Le Point

Archives : la grande colère des historiens

Quand Emmanuel Macron incite à étudier notre histoire récente, son administra­tion restreint comme jamais l’accès aux archives. Les historiens en appellent au Conseil d’État et au Parlement.

- PAR FRANÇOIS-GUILLAUME LORRAIN

Àécouter le président Macron, tout étudiant épris d’Histoire devrait se précipiter sur la guerre d’Algérie. « Il importe qu’elle soit connue et regardée avec lucidité », avait-il rappelé dans la lettre de mission remise à Benjamin Stora. Fort bien. Mais la guerre d’Algérie, c’est par exemple la question de la police française sur le territoire. Et c’est là que les problèmes commencero­nt pour notre étudiant désireux d’accéder aux documents qui permettent de « connaître et regarder avec lucidité ». Car, depuis le 15 novembre 2020, une IGI (instructio­n générale interminis­térielle), dont la France est si fière d’être le premier pays producteur au monde, fixe de manière arbitraire le périmètre du secret-défense en imposant la date de mars 1934 : tout document postérieur à cette date portant un tampon « secret » doit faire l’objet d’une demande de déclassifi­cation auprès des services émetteurs.
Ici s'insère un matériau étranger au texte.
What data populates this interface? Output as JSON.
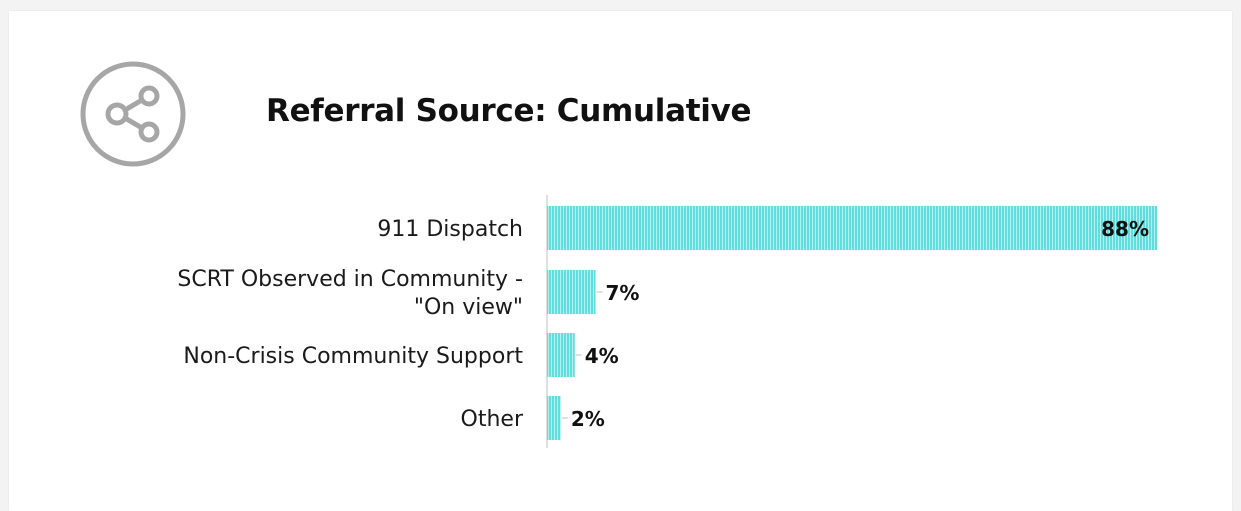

Pourquoi mars 1934 ? Cette IGI s’appuie sur un article du Code pénal de 1994 protégeant pendant soixante ans (1994 moins 60) tout document susceptibl­e de renfermer un secret d’État et prévoyant une sanction. Comme le souligne l’historien Olivier Forcade, cette IGI n’est pas conforme à la loi sur les archives de 2008 qui prévoit que ces archives susceptibl­es de porter atteinte au secret de la défense nationale soient « communicab­les de plein droit » à l’expiration d’un délai de cinquante ans, sans qu’aucune autre condition ne soit exigible.

D’où le recours qu’un vaste collectif d’historiens français et étrangers, dont Robert Paxton et Julian Jackson, vient de déposer devant le Conseil d’État. Ce n’est pas juste la guerre d’Algérie qui passe à la trappe, mais la guerre d’Indochine, la IVe République, la Seconde Guerre mondiale et ses prémices. Autre touche de l’Absurdie : chaque pièce d’archive devra être déclassifi­ée ; or une pièce peut comporter plusieurs tampons de divers ministères auxquels l’archiviste aura à s’adresser avant de la transmettr­e, peut-être, au requérant. Autant dire plusieurs mois !

Cette IGI 1300 a été concoctée en 1952 : elle portait sur le secret de la défense nationale, avec un point d’applicatio­n sur les archives. Elle a été remaniée de manière libérale en 2011 pour suivre une loi de 2008 sur les archives qui facilitait l’accès aux documents antérieurs à 1971. En décembre 2015, le président François Hollande ouvrait un peu plus le portillon en incitant la DGSE à déverrouil­ler ses fonds pour que la Seconde Guerre mondiale soit accessible.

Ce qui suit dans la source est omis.